Haar kaak knapte toen ze gaapte en zich afwendde van de grote rode tent. Ze wilde dolgraag naar haar dekens om nog een paar uur te slapen. Vanmiddag zouden er weer klusjes te doen zijn. Wat voor werk het zou zijn, wist ze niet. Het zou zoveel eenvoudiger zijn als Sevanna bepaalde wie wat wanneer moest doen, maar ze leek willekeurig namen te kiezen, en altijd op het laatste ogenblik. Het maakte het plannen van wat dan ook, en zeker de ontsnapping, heel moeilijk.

Er stonden allerlei soorten tenten om die van Sevanna heen: lage, donkere Aieltenten, punttenten, tenten met wanden, tenten in alle soorten en maten en in alle denkbare kleuren, gescheiden door een wirwar van zandpaden die nu modderstromen waren.

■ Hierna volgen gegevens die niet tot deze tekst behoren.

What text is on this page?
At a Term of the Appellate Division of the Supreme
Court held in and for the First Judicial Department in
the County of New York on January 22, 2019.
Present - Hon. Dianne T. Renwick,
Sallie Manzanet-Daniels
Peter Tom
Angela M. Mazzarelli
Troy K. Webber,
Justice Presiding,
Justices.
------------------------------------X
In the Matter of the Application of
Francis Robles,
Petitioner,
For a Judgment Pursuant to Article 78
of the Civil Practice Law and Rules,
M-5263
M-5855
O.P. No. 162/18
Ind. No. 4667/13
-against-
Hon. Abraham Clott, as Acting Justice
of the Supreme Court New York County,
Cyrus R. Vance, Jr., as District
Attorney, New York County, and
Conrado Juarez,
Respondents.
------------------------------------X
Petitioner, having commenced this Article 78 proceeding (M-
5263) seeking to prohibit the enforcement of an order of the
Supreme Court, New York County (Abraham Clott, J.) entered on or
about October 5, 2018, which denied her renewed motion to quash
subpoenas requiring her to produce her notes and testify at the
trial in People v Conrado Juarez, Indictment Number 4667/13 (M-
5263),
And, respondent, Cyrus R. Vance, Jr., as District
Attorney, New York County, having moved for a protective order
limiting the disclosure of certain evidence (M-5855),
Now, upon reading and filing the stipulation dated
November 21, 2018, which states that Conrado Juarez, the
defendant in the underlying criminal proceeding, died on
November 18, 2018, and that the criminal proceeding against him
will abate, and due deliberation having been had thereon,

Aangezien ze zelf niet voldoende tenten hadden, pikten de Shaido alle tenten in die ze konden vinden. Veertien sibben kampeerden nu rondom Malden, honderdduizend Shaido en even zovele gai’shain, en volgens de geruchten zouden er binnen enkele dagen nog twee sibben aankomen, de Morai en Witte Klippen. Op de kleine kinderen na die door de modder spetterden met spelende honden, droegen de meeste mensen die ze zag witte kleren met moddervlekken erop en zeulden ze met manden of uitpuilende zakken.

De meeste vrouwen haastten zich niet alleen, ze renden. Op de smeden na deden de Shaido maar zelden zelf enig werk, en dan meestal alleen maar omdat ze zich verveelden, vermoedde ze. Met zoveel gai’shain was het een taak op zich om voor hen allemaal taken te vinden. Sevanna was niet langer de enige Shaido die in een badkuip zat terwijl een gai’shain haar rug schrobde.